Updated

Massachusetts prosecutors said Saturday they haven’t stopped trying to solve the 2000 murder of 16-year-old Molly Bish.

They are hoping to crack the Bish killing when “enhanced DNA testing” becomes available in September, Fox 25 Boston reported.

“The science is always getting better,” Worcester County District Attorney Joseph Early said Saturday ahead of the 16th anniversary of Bish’s disappearance.

The blonde-haired girl vanished June 27, 2000, a day after starting a lifeguard job at a pond in Warren. After the largest search for a missing person in the state’s history, her remains were discovered three years later in a remote wooded area in another town about 5 miles from her family’s home.

In 2009 a man named Rodney Stanger emerged as a person of interest after he was convicted of murdering his girlfriend in Florida. Stanger lived less than a mile from where Bish got her lifeguard certification that summer and may have been seen at the pond the day she disappeared, Fox 28 reported.

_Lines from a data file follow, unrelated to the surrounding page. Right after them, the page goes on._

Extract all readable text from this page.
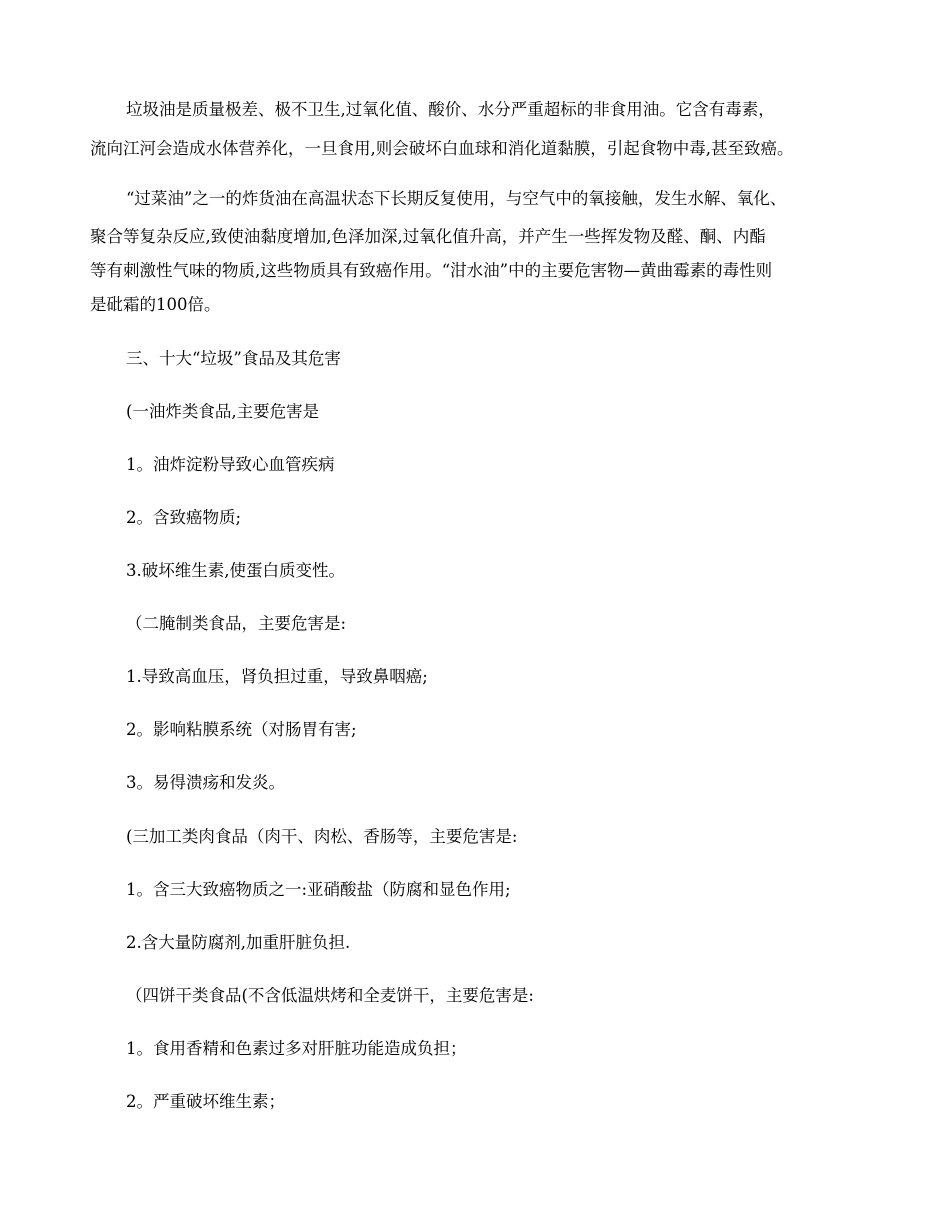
垃圾油是质量极差、极不卫生,过氧化值、酸价、水分严重超标的非食用油。它含有毒素，
流向江河会造成水体营养化，一旦食用,则会破坏白血球和消化道黏膜，引起食物中毒,甚至致癌。
“过菜油”之一的炸货油在高温状态下长期反复使用，与空气中的氧接触，发生水解、氧化、
聚合等复杂反应,致使油黏度增加,色泽加深,过氧化值升高，并产生一些挥发物及醛、酮、内酯
等有刺激性气味的物质,这些物质具有致癌作用。“泔水油”中的主要危害物—黄曲霉素的毒性则
是砒霜的100倍。
三、十大“垃圾”食品及其危害
(一油炸类食品,主要危害是
1。油炸淀粉导致心血管疾病
2。含致癌物质;
3.破坏维生素,使蛋白质变性。
（二腌制类食品，主要危害是:
1.导致高血压，肾负担过重，导致鼻咽癌;
2。影响粘膜系统（对肠胃有害;
3。易得溃疡和发炎。
(三加工类肉食品（肉干、肉松、香肠等，主要危害是:
1。含三大致癌物质之一:亚硝酸盐（防腐和显色作用;
2.含大量防腐剂,加重肝脏负担.
（四饼干类食品(不含低温烘烤和全麦饼干，主要危害是:
1。食用香精和色素过多对肝脏功能造成负担；
2。严重破坏维生素；
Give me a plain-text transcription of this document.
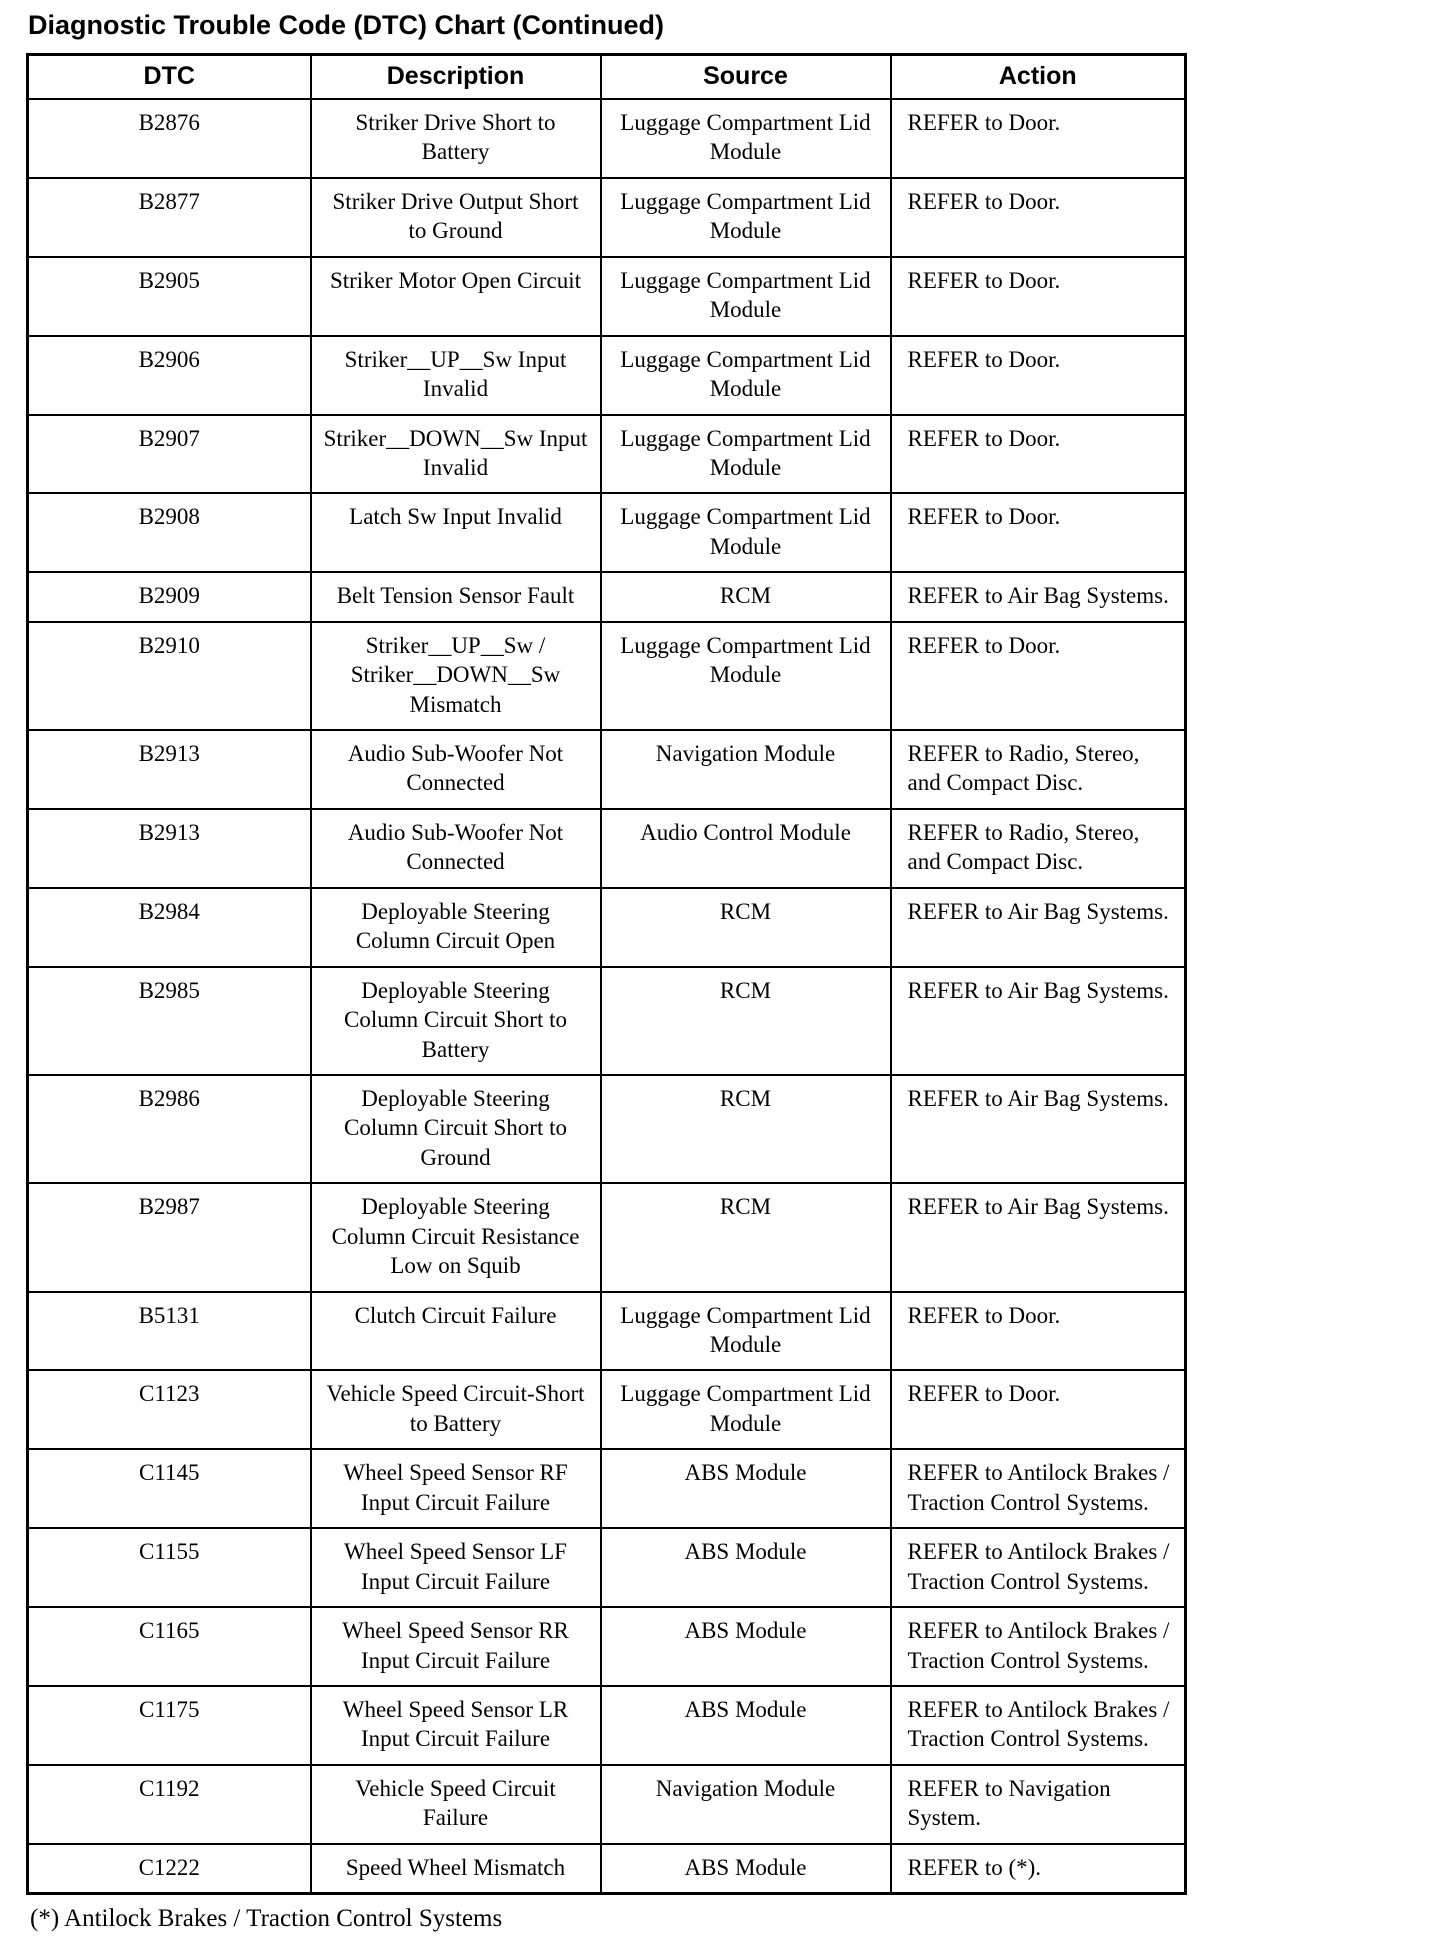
Diagnostic Trouble Code (DTC) Chart (Continued)
DTC	Description	Source	Action
B2876	Striker Drive Short to Battery	Luggage Compartment Lid Module	REFER to Door.
B2877	Striker Drive Output Short to Ground	Luggage Compartment Lid Module	REFER to Door.
B2905	Striker Motor Open Circuit	Luggage Compartment Lid Module	REFER to Door.
B2906	Striker__UP__Sw Input Invalid	Luggage Compartment Lid Module	REFER to Door.
B2907	Striker__DOWN__Sw Input Invalid	Luggage Compartment Lid Module	REFER to Door.
B2908	Latch Sw Input Invalid	Luggage Compartment Lid Module	REFER to Door.
B2909	Belt Tension Sensor Fault	RCM	REFER to Air Bag Systems.
B2910	Striker__UP__Sw / Striker__DOWN__Sw Mismatch	Luggage Compartment Lid Module	REFER to Door.
B2913	Audio Sub-Woofer Not Connected	Navigation Module	REFER to Radio, Stereo, and Compact Disc.
B2913	Audio Sub-Woofer Not Connected	Audio Control Module	REFER to Radio, Stereo, and Compact Disc.
B2984	Deployable Steering Column Circuit Open	RCM	REFER to Air Bag Systems.
B2985	Deployable Steering Column Circuit Short to Battery	RCM	REFER to Air Bag Systems.
B2986	Deployable Steering Column Circuit Short to Ground	RCM	REFER to Air Bag Systems.
B2987	Deployable Steering Column Circuit Resistance Low on Squib	RCM	REFER to Air Bag Systems.
B5131	Clutch Circuit Failure	Luggage Compartment Lid Module	REFER to Door.
C1123	Vehicle Speed Circuit-Short to Battery	Luggage Compartment Lid Module	REFER to Door.
C1145	Wheel Speed Sensor RF Input Circuit Failure	ABS Module	REFER to Antilock Brakes / Traction Control Systems.
C1155	Wheel Speed Sensor LF Input Circuit Failure	ABS Module	REFER to Antilock Brakes / Traction Control Systems.
C1165	Wheel Speed Sensor RR Input Circuit Failure	ABS Module	REFER to Antilock Brakes / Traction Control Systems.
C1175	Wheel Speed Sensor LR Input Circuit Failure	ABS Module	REFER to Antilock Brakes / Traction Control Systems.
C1192	Vehicle Speed Circuit Failure	Navigation Module	REFER to Navigation System.
C1222	Speed Wheel Mismatch	ABS Module	REFER to (*).
(*) Antilock Brakes / Traction Control Systems
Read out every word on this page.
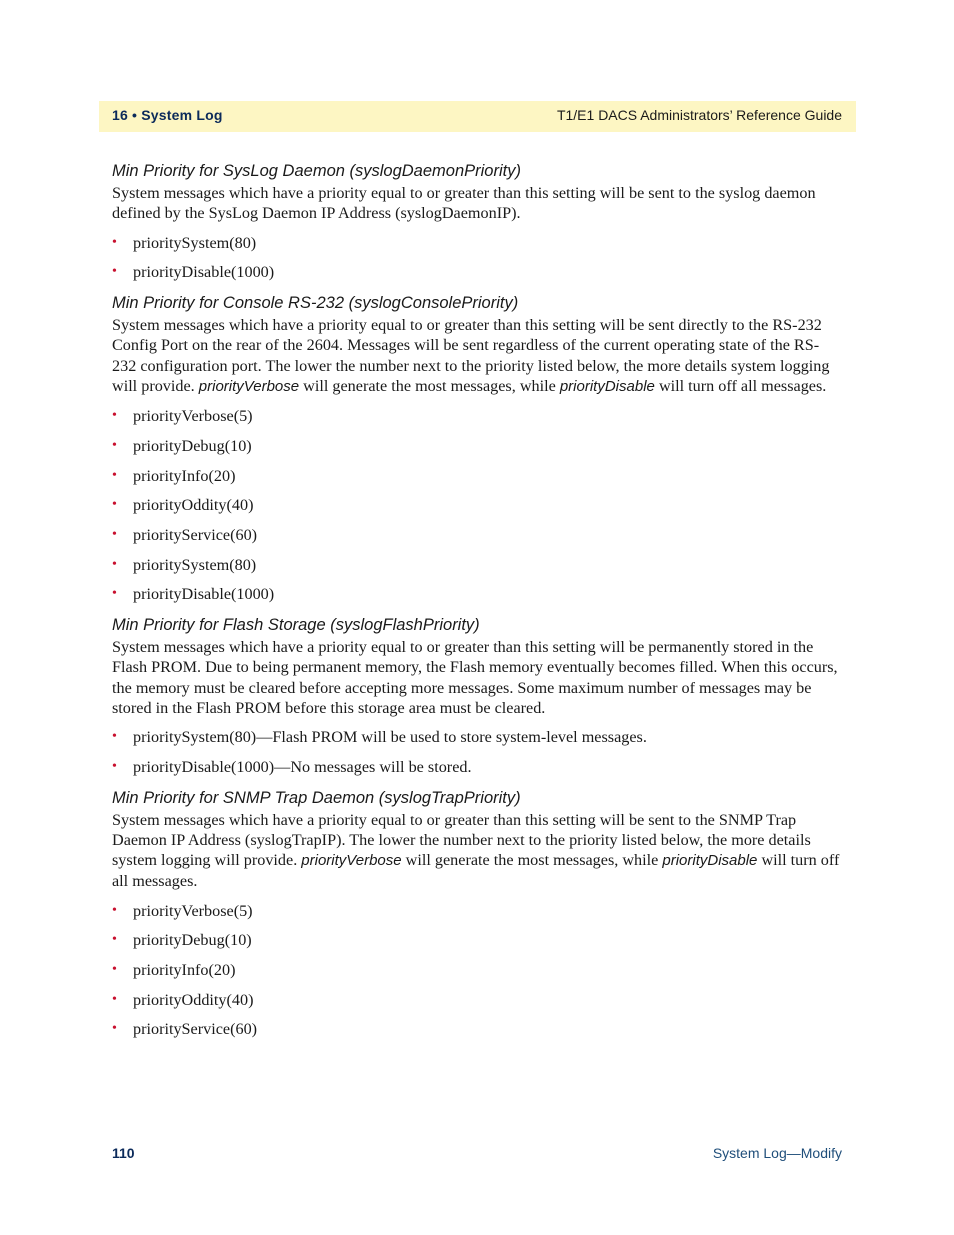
16 • System Log	T1/E1 DACS Administrators’ Reference Guide
Min Priority for SysLog Daemon (syslogDaemonPriority)

System messages which have a priority equal to or greater than this setting will be sent to the syslog daemon defined by the SysLog Daemon IP Address (syslogDaemonIP).

• prioritySystem(80)
• priorityDisable(1000)
Min Priority for Console RS-232 (syslogConsolePriority)

System messages which have a priority equal to or greater than this setting will be sent directly to the RS-232 Config Port on the rear of the 2604. Messages will be sent regardless of the current operating state of the RS-232 configuration port. The lower the number next to the priority listed below, the more details system logging will provide. priorityVerbose will generate the most messages, while priorityDisable will turn off all messages.

• priorityVerbose(5)
• priorityDebug(10)
• priorityInfo(20)
• priorityOddity(40)
• priorityService(60)
• prioritySystem(80)
• priorityDisable(1000)
Min Priority for Flash Storage (syslogFlashPriority)

System messages which have a priority equal to or greater than this setting will be permanently stored in the Flash PROM. Due to being permanent memory, the Flash memory eventually becomes filled. When this occurs, the memory must be cleared before accepting more messages. Some maximum number of messages may be stored in the Flash PROM before this storage area must be cleared.

• prioritySystem(80)—Flash PROM will be used to store system-level messages.
• priorityDisable(1000)—No messages will be stored.
Min Priority for SNMP Trap Daemon (syslogTrapPriority)

System messages which have a priority equal to or greater than this setting will be sent to the SNMP Trap Daemon IP Address (syslogTrapIP). The lower the number next to the priority listed below, the more details system logging will provide. priorityVerbose will generate the most messages, while priorityDisable will turn off all messages.

• priorityVerbose(5)
• priorityDebug(10)
• priorityInfo(20)
• priorityOddity(40)
• priorityService(60)
110	System Log—Modify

Detectives want a DNA lab to test 24 pieces of evidence collected during the investigation. The evidence has never been tested.

Early said Molly’s case still sparks tips to investigators on a weekly basis. He said they track down every tip.

Molly’s sister spoke to The Boston Herald about the latest development in the investigation.

Heather Bish told the paper she had not been told which items will be tested, but said some came from the pond where Molly was last seen.

“It’s things that wouldn’t work with the technology even three years ago,” she said.

The sister said she was hopeful the DNA testing could lead to a break in the case.

“You don’t always get these second chances to try to solve these cases,” she said.